- Born: Yellowknife, Northwest Territories, Canada
- Education: Augustana University College, Camrose, Alberta MD, MA Public Health (MPH) 2008 University of Alberta
- Occupations: Deputy Provincial Health Officer, British Columbia
- Known for: CMO during COVID-19 pandemic in Alberta
- Medical career
- Profession: Medical doctor
- Institutions: Ministry of Health (Alberta) Associate Clinical Professor, Department of Medicine at the University of Alberta
- Sub-specialties: Public health Family medicine Community medicine

= Deena Hinshaw =

Canadian physician and health official (born 1975)

Deena Hinshaw is a Canadian doctor who serves as a Deputy Provincial Health Officer for British Columbia and served as Chief Medical Officer of Health for the province of Alberta from January 28, 2019, to November 14, 2022, before being removed by Danielle Smith.

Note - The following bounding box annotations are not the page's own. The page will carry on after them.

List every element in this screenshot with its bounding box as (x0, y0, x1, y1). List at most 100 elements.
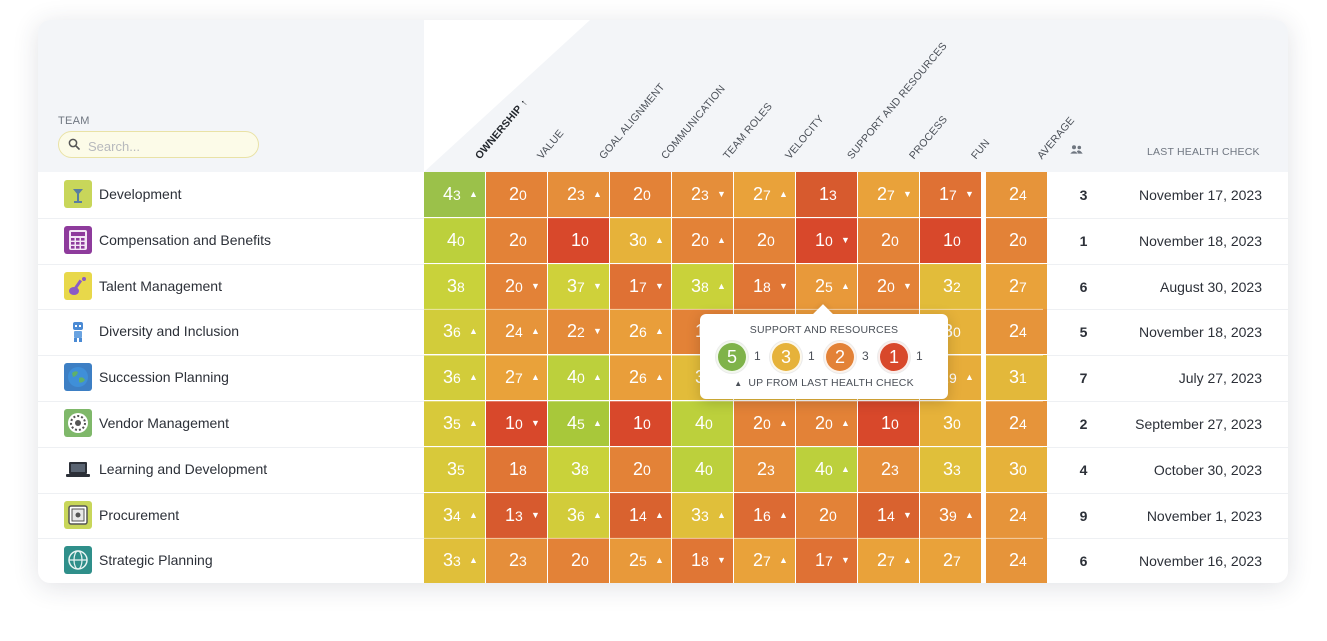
score-cell-communication[interactable]: 26 ▲ (610, 355, 671, 401)
table-row[interactable]: Strategic Planning 33 ▲ 23 20 25 ▲ 18 ▼ 27 ▲ 17 ▼ 27 ▲… (38, 538, 1288, 583)
score-cell-value[interactable]: 23 (486, 538, 547, 583)
score-cell-support-and-resources[interactable]: 25 ▲ (796, 263, 857, 309)
search-field[interactable] (58, 131, 259, 158)
score-cell-ownership[interactable]: 34 ▲ (424, 492, 485, 538)
average-cell[interactable]: 30 (986, 446, 1047, 492)
average-cell[interactable]: 24 (986, 538, 1047, 583)
score-cell-ownership[interactable]: 38 (424, 263, 485, 309)
score-cell-team-roles[interactable]: 38 ▲ (672, 263, 733, 309)
score-cell-team-roles[interactable]: 20 ▲ (672, 217, 733, 263)
table-row[interactable]: Learning and Development 35 18 38 20 40 23 40 ▲ 2… (38, 446, 1288, 493)
score-cell-fun[interactable]: 17 ▼ (920, 172, 981, 217)
score-cell-process[interactable]: 20 ▼ (858, 263, 919, 309)
score-cell-goal-alignment[interactable]: 40 ▲ (548, 355, 609, 401)
score-cell-goal-alignment[interactable]: 22 ▼ (548, 309, 609, 355)
score-cell-communication[interactable]: 14 ▲ (610, 492, 671, 538)
score-cell-goal-alignment[interactable]: 45 ▲ (548, 401, 609, 446)
score-cell-fun[interactable]: 27 (920, 538, 981, 583)
score-cell-goal-alignment[interactable]: 38 (548, 446, 609, 492)
team-name[interactable]: Learning and Development (99, 460, 268, 477)
score-cell-support-and-resources[interactable]: 20 (796, 492, 857, 538)
average-cell[interactable]: 24 (986, 401, 1047, 446)
score-cell-goal-alignment[interactable]: 23 ▲ (548, 172, 609, 217)
table-row[interactable]: Vendor Management 35 ▲ 10 ▼ 45 ▲ 10 40 20 ▲ 20 ▲ 10 30… (38, 401, 1288, 447)
average-cell[interactable]: 27 (986, 263, 1047, 309)
score-cell-velocity[interactable]: 27 ▲ (734, 172, 795, 217)
team-name[interactable]: Vendor Management (99, 415, 229, 431)
score-cell-team-roles[interactable]: 33 ▲ (672, 492, 733, 538)
score-cell-process[interactable]: 14 ▼ (858, 492, 919, 538)
team-name[interactable]: Diversity and Inclusion (99, 323, 240, 340)
search-input[interactable] (86, 136, 250, 156)
score-cell-process[interactable]: 23 (858, 446, 919, 492)
score-cell-velocity[interactable]: 18 ▼ (734, 263, 795, 309)
table-row[interactable]: Talent Management 38 20 ▼ 37 ▼ 17 ▼ 38 ▲ 18 ▼ 25 ▲ 20 ▼… (38, 263, 1288, 310)
score-cell-communication[interactable]: 17 ▼ (610, 263, 671, 309)
score-cell-fun[interactable]: 30 (920, 401, 981, 446)
score-cell-ownership[interactable]: 36 ▲ (424, 309, 485, 355)
score-cell-process[interactable]: 27 ▲ (858, 538, 919, 583)
last-health-check-header[interactable]: LAST HEALTH CHECK (1147, 146, 1260, 158)
score-cell-value[interactable]: 20 ▼ (486, 263, 547, 309)
score-cell-team-roles[interactable]: 40 (672, 401, 733, 446)
score-cell-ownership[interactable]: 35 (424, 446, 485, 492)
score-cell-communication[interactable]: 25 ▲ (610, 538, 671, 583)
score-cell-support-and-resources[interactable]: 10 ▼ (796, 217, 857, 263)
team-name[interactable]: Compensation and Benefits (99, 231, 271, 248)
score-cell-communication[interactable]: 10 (610, 401, 671, 446)
score-cell-ownership[interactable]: 36 ▲ (424, 355, 485, 401)
score-cell-communication[interactable]: 20 (610, 446, 671, 492)
score-cell-process[interactable]: 20 (858, 217, 919, 263)
score-cell-value[interactable]: 10 ▼ (486, 401, 547, 446)
score-cell-velocity[interactable]: 20 ▲ (734, 401, 795, 446)
score-cell-communication[interactable]: 20 (610, 172, 671, 217)
score-cell-ownership[interactable]: 40 (424, 217, 485, 263)
score-cell-velocity[interactable]: 20 (734, 217, 795, 263)
table-row[interactable]: Procurement 34 ▲ 13 ▼ 36 ▲ 14 ▲ 33 ▲ 16 ▲ 20 14 ▼ 39 ▲ 24 9… (38, 492, 1288, 539)
score-cell-value[interactable]: 27 ▲ (486, 355, 547, 401)
score-cell-goal-alignment[interactable]: 20 (548, 538, 609, 583)
score-cell-goal-alignment[interactable]: 10 (548, 217, 609, 263)
table-row[interactable]: Succession Planning36▲27▲40▲26▲323130302… (38, 355, 1288, 401)
team-name[interactable]: Strategic Planning (99, 552, 213, 569)
score-cell-communication[interactable]: 26 ▲ (610, 309, 671, 355)
score-cell-fun[interactable]: 32 (920, 263, 981, 309)
score-cell-support-and-resources[interactable]: 13 (796, 172, 857, 217)
score-cell-value[interactable]: 24 ▲ (486, 309, 547, 355)
score-cell-team-roles[interactable]: 18 ▼ (672, 538, 733, 583)
team-name[interactable]: Procurement (99, 506, 180, 523)
score-cell-fun[interactable]: 10 (920, 217, 981, 263)
score-cell-communication[interactable]: 30 ▲ (610, 217, 671, 263)
score-cell-support-and-resources[interactable]: 20 ▲ (796, 401, 857, 446)
score-cell-process[interactable]: 10 (858, 401, 919, 446)
score-cell-value[interactable]: 20 (486, 172, 547, 217)
score-cell-ownership[interactable]: 35 ▲ (424, 401, 485, 446)
team-name[interactable]: Succession Planning (99, 369, 229, 386)
score-cell-support-and-resources[interactable]: 17 ▼ (796, 538, 857, 583)
score-cell-value[interactable]: 20 (486, 217, 547, 263)
score-cell-value[interactable]: 13 ▼ (486, 492, 547, 538)
average-cell[interactable]: 24 (986, 492, 1047, 538)
table-row[interactable]: Diversity and Inclusion36▲24▲22▼26▲19232… (38, 309, 1288, 355)
score-cell-support-and-resources[interactable]: 40 ▲ (796, 446, 857, 492)
average-cell[interactable]: 24 (986, 172, 1047, 217)
score-cell-fun[interactable]: 33 (920, 446, 981, 492)
score-cell-ownership[interactable]: 33 ▲ (424, 538, 485, 583)
average-cell[interactable]: 24 (986, 309, 1047, 355)
score-cell-velocity[interactable]: 16 ▲ (734, 492, 795, 538)
score-cell-ownership[interactable]: 43 ▲ (424, 172, 485, 217)
score-cell-fun[interactable]: 39 ▲ (920, 492, 981, 538)
score-cell-velocity[interactable]: 27 ▲ (734, 538, 795, 583)
score-cell-goal-alignment[interactable]: 37 ▼ (548, 263, 609, 309)
score-cell-value[interactable]: 18 (486, 446, 547, 492)
score-cell-team-roles[interactable]: 23 ▼ (672, 172, 733, 217)
score-cell-team-roles[interactable]: 40 (672, 446, 733, 492)
table-row[interactable]: Development 43 ▲ 20 23 ▲ 20 23 ▼ 27 ▲ 13 27 ▼ 17 ▼ 24 3 No… (38, 172, 1288, 218)
table-row[interactable]: Compensation and Benefits 40 20 10 30 ▲ 20 ▲ 20 1… (38, 217, 1288, 264)
team-name[interactable]: Development (99, 186, 182, 202)
score-cell-velocity[interactable]: 23 (734, 446, 795, 492)
average-cell[interactable]: 31 (986, 355, 1047, 401)
score-cell-process[interactable]: 27 ▼ (858, 172, 919, 217)
average-cell[interactable]: 20 (986, 217, 1047, 263)
team-name[interactable]: Talent Management (99, 277, 222, 294)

She provided daily updates on the COVID-19 pandemic in Alberta to the public throughout most of 2020 and into 2021, though she stopped holding regular briefings in at the end of June 2021. She also provided recommendations to Jason Kenney, the former Premier of Alberta and the Emergency Management Cabinet Committee.

==Education==
Hinshaw was born in Yellowknife, Northwest Territories, and grew up in Sylvan Lake, Alberta. She graduated from H.J. Cody High School in 1993 and was class valedictorian. Hinshaw received her undergraduate degree at the Augustana University College in Camrose, Alberta in 1997. She completed her medical degree (2004) and residencies in family medicine and community medicine (2006) at the University of Alberta. In 2008, she received her Master of Public Health degree at the University of Alberta, while completing her public health and preventive medicine residency.

==Career==
On January 28, 2019, Hinshaw was appointed as Alberta's Chief Medical Officer of Health. She reported to the Deputy Minister of Health. The CMO may report directly to the Minister of Health if there is a public health emergency, or in other extraordinary conditions.

===Chief Medical Officer of Health===
During the 2020 coronavirus pandemic in Alberta, Hinshaw held nearly daily media events in Edmonton, since the first case of the new coronavirus in Alberta was announced on March 5. Global News reported that Hinshaw is a trusted face for many Albertans, calmly delivering the facts as cases of COVID-19 are confirmed in the province."

On March 17, on the advice of Hinshaw, Alberta Premier Jason Kenney declared a public health state of emergency under the Public Health Act (PHA).

On October 11, 2022, Premier Danielle Smith said that she would replace Hinshaw with a new advisory team that considered COVID-19 an endemic disease. On November 14, 2022, Smith fired Hinshaw and replaced her on an interim basis with Alberta Health Services vice president Mark Joffe. Hinshaw's contract was originally set to expire in 2024. Dr. Deena Hinshaw was hired as British Columbia’s Deputy Provincial Health Officer on February 1, 2023 on a temporary basis.

==Media==
CBC News and the Canadian Press said that there was a demand for the "charcoal grey half-sleeve dress emblazoned with the periodic table of elements" that Hinshaw wore on March 17 during her daily briefing in Edmonton. The periodic table dress is made by the British Columbia-based company, Smoking Lily. The article cited a Tweet that said, "Hey national media. Alberta has a folk hero. She's calm, clear, forceful. And she wears the periodic table while she delivers information. It's wonderful."

Hinshaw faced criticism for her recommendations loosening restrictions in the summer of 2021. In July 2021, an opinion piece in The Globe and Mail described her as an "irredeemable yes-woman" as a result of her decision to end mandatory isolation for people who test positive for COVID-19, a decision the article claimed would lead to unnecessary loss of human life. Other medical experts have supported Hinshaw's recommendations, including Dr. Sarah Fortune of Harvard University's Department of Immunology and Infectious Diseases, who told CBC Radio that, “I think Alberta is taking reasonable steps in the face of having done a good job of bringing the viral numbers down and in the face of good vaccine coverage."